Dann verstreicht nämlich jene Option auf eine automatische Vertragsverlängerung, die BMW im Vorjahr im Zuge der neuen Deals mit Nick Heidfeld und Robert Kubica vereinbart haben soll. Kubicas Vertrag wurde gleich nach dem schweren Unfall in Kanada verlängert, mit Heidfeld folgte die Einigung etwas später vor dem Grand Prix von Ungarn. Allerdings waren damals beide Fahrer gesetzt, was man derzeit nur von Kubica behaupten kann.#w1#

Im Vorjahr war noch alles anders...

Dabei ist es rein von den Zahlen her etwas paradox, dass Heidfeld um seinen Verbleib im Team bangen muss, denn der Deutsche hat nur acht WM-Punkte Rückstand auf Kubica - vor einem Jahr lag er umgekehrt 14 Zähler voran, ohne dass über seinen polnischen Stallgefährten diskutiert wurde. Ausschlaggebend für die Zweifel an "Quick Nick" ist aber seine miserable Bilanz im Qualifying: 10:1 steht es da gegen ihn.

"Es geht um die Fähigkeit, ein Auto über eine Runde zum Funktionieren zu bringen." Marc Surer

"Es geht immer um dasselbe, nämlich die Fähigkeit, ein Auto über eine Runde zum Funktionieren zu bringen", analysiert 'Motorsport-Total.com'-Experte Marc Surer. "Das ist etwas, was ihm im letzten Jahr gelungen ist.

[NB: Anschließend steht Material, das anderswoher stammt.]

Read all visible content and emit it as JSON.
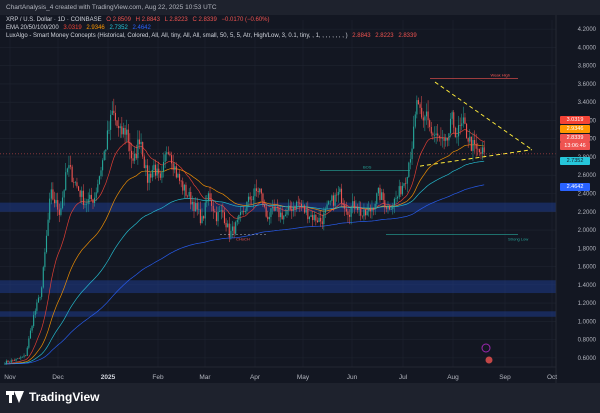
{
  "header": {
    "title": "ChartAnalysis_4 created with TradingView.com, Aug 22, 2025 10:53 UTC"
  },
  "legend": {
    "symbol": {
      "text": "XRP / U.S. Dollar · 1D · COINBASE",
      "o": "O 2.8509",
      "h": "H 2.8843",
      "l": "L 2.8223",
      "c": "C 2.8339",
      "chg": "−0.0170 (−0.60%)"
    },
    "ema": {
      "text": "EMA 20/50/100/200",
      "v1": "3.0319",
      "v2": "2.9346",
      "v3": "2.7352",
      "v4": "2.4642"
    },
    "lux": {
      "text": "LuxAlgo - Smart Money Concepts (Historical, Colored, All, All, tiny, All, All, small, 50, 5, 5, Atr, High/Low, 3, 0.1, tiny, , 1, , , , , , , , )",
      "v1": "2.8843",
      "v2": "2.8223",
      "v3": "2.8339"
    }
  },
  "colors": {
    "up": "#26a69a",
    "down": "#ef5350",
    "ema20": "#f44336",
    "ema50": "#ff9800",
    "ema100": "#26c6da",
    "ema200": "#2962ff",
    "triangle": "#ffeb3b",
    "zone": "#1e3a8a"
  },
  "chart_data": {
    "type": "candlestick",
    "x_labels": [
      "Nov",
      "Dec",
      "2025",
      "Feb",
      "Mar",
      "Apr",
      "May",
      "Jun",
      "Jul",
      "Aug",
      "Sep",
      "Oct"
    ],
    "y_ticks": [
      "4.2000",
      "4.0000",
      "3.8000",
      "3.6000",
      "3.4000",
      "3.2000",
      "3.0000",
      "2.8000",
      "2.6000",
      "2.4000",
      "2.2000",
      "2.0000",
      "1.8000",
      "1.6000",
      "1.4000",
      "1.2000",
      "1.0000",
      "0.8000",
      "0.6000"
    ],
    "ylim": [
      0.5,
      4.3
    ],
    "close_path": [
      [
        0,
        0.55
      ],
      [
        10,
        0.58
      ],
      [
        18,
        0.62
      ],
      [
        25,
        1.05
      ],
      [
        32,
        1.35
      ],
      [
        40,
        2.4
      ],
      [
        48,
        2.2
      ],
      [
        55,
        2.7
      ],
      [
        62,
        2.5
      ],
      [
        70,
        2.3
      ],
      [
        78,
        2.35
      ],
      [
        86,
        2.8
      ],
      [
        94,
        3.3
      ],
      [
        100,
        3.05
      ],
      [
        106,
        3.1
      ],
      [
        112,
        2.7
      ],
      [
        118,
        3.05
      ],
      [
        124,
        2.55
      ],
      [
        130,
        2.7
      ],
      [
        136,
        2.5
      ],
      [
        142,
        2.95
      ],
      [
        150,
        2.6
      ],
      [
        156,
        2.45
      ],
      [
        164,
        2.3
      ],
      [
        172,
        2.1
      ],
      [
        178,
        2.4
      ],
      [
        184,
        2.15
      ],
      [
        190,
        2.2
      ],
      [
        196,
        1.95
      ],
      [
        202,
        2.05
      ],
      [
        208,
        2.2
      ],
      [
        214,
        2.35
      ],
      [
        222,
        2.45
      ],
      [
        228,
        2.15
      ],
      [
        236,
        2.2
      ],
      [
        244,
        2.15
      ],
      [
        250,
        2.25
      ],
      [
        256,
        2.3
      ],
      [
        262,
        2.2
      ],
      [
        268,
        2.15
      ],
      [
        276,
        2.1
      ],
      [
        284,
        2.3
      ],
      [
        292,
        2.4
      ],
      [
        300,
        2.2
      ],
      [
        306,
        2.3
      ],
      [
        312,
        2.15
      ],
      [
        318,
        2.2
      ],
      [
        326,
        2.4
      ],
      [
        334,
        2.25
      ],
      [
        342,
        2.35
      ],
      [
        350,
        2.6
      ],
      [
        356,
        3.0
      ],
      [
        360,
        3.45
      ],
      [
        364,
        3.1
      ],
      [
        368,
        3.3
      ],
      [
        372,
        3.05
      ],
      [
        378,
        3.0
      ],
      [
        384,
        2.9
      ],
      [
        390,
        3.2
      ],
      [
        394,
        3.05
      ],
      [
        400,
        3.15
      ],
      [
        406,
        2.95
      ],
      [
        412,
        2.85
      ],
      [
        418,
        2.84
      ]
    ],
    "ema20": "3.0319",
    "ema50": "2.9346",
    "ema100": "2.7352",
    "ema200": "2.4642",
    "last_price": "2.8339",
    "countdown": "13:06:46",
    "zones": [
      {
        "lo": 2.2,
        "hi": 2.3
      },
      {
        "lo": 1.31,
        "hi": 1.45
      },
      {
        "lo": 1.05,
        "hi": 1.11
      }
    ],
    "annotations": [
      {
        "text": "Weak High"
      },
      {
        "text": "Strong Low"
      },
      {
        "text": "BOS"
      },
      {
        "text": "CHoCH"
      }
    ]
  }
}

Das gelingt ihm in diesem Jahr überhaupt nicht mehr." Seit Magny-Cours schien Heidfeld die Qualifyings etwas besser in den Griff zu bekommen; in Silverstone war er sogar schneller als Kubica, dann folgte aber ein Patzer in Hockenheim und eine fahle Performance in Budapest.

Tatsache ist, dass einige Fahrer mit der Formel 1 anno 2008 nicht mehr so gut zurechtkommen wie im Vorjahr. Ohne elektronische Fahrhilfen hatte zum Beispiel auch Felipe Massa schon so manches Mal Mühe, sein "Cavallino Rampante" zu bändigen. 2009 könnte sich jedoch wieder alles auf den Kopf stellen, denn dann kommen die Slicks zurück und die Aerodynamik wird massiv beschnitten. Welche Fahrer sich dann durchsetzen werden, kann momentan niemand vorhersagen.

Neue Formel 1 als Wurzel allen Übels?

An Heidfelds Fahrkönnen und Routine zweifelt eigentlich niemand, auch Surer nicht, denn: "Zum Glück hat er zwischendurch immer wieder solche Resultate wie in Silverstone, wo er gezeigt hat, dass er vom Talent her absolut zur Spitze gehört. Ich hoffe einfach, dass er mindestens noch einmal so ein Rennen hat und er wirklich überzeugen kann. Es liegt wirklich an einem Detail und nicht an seiner gesamten Leistungsfähigkeit."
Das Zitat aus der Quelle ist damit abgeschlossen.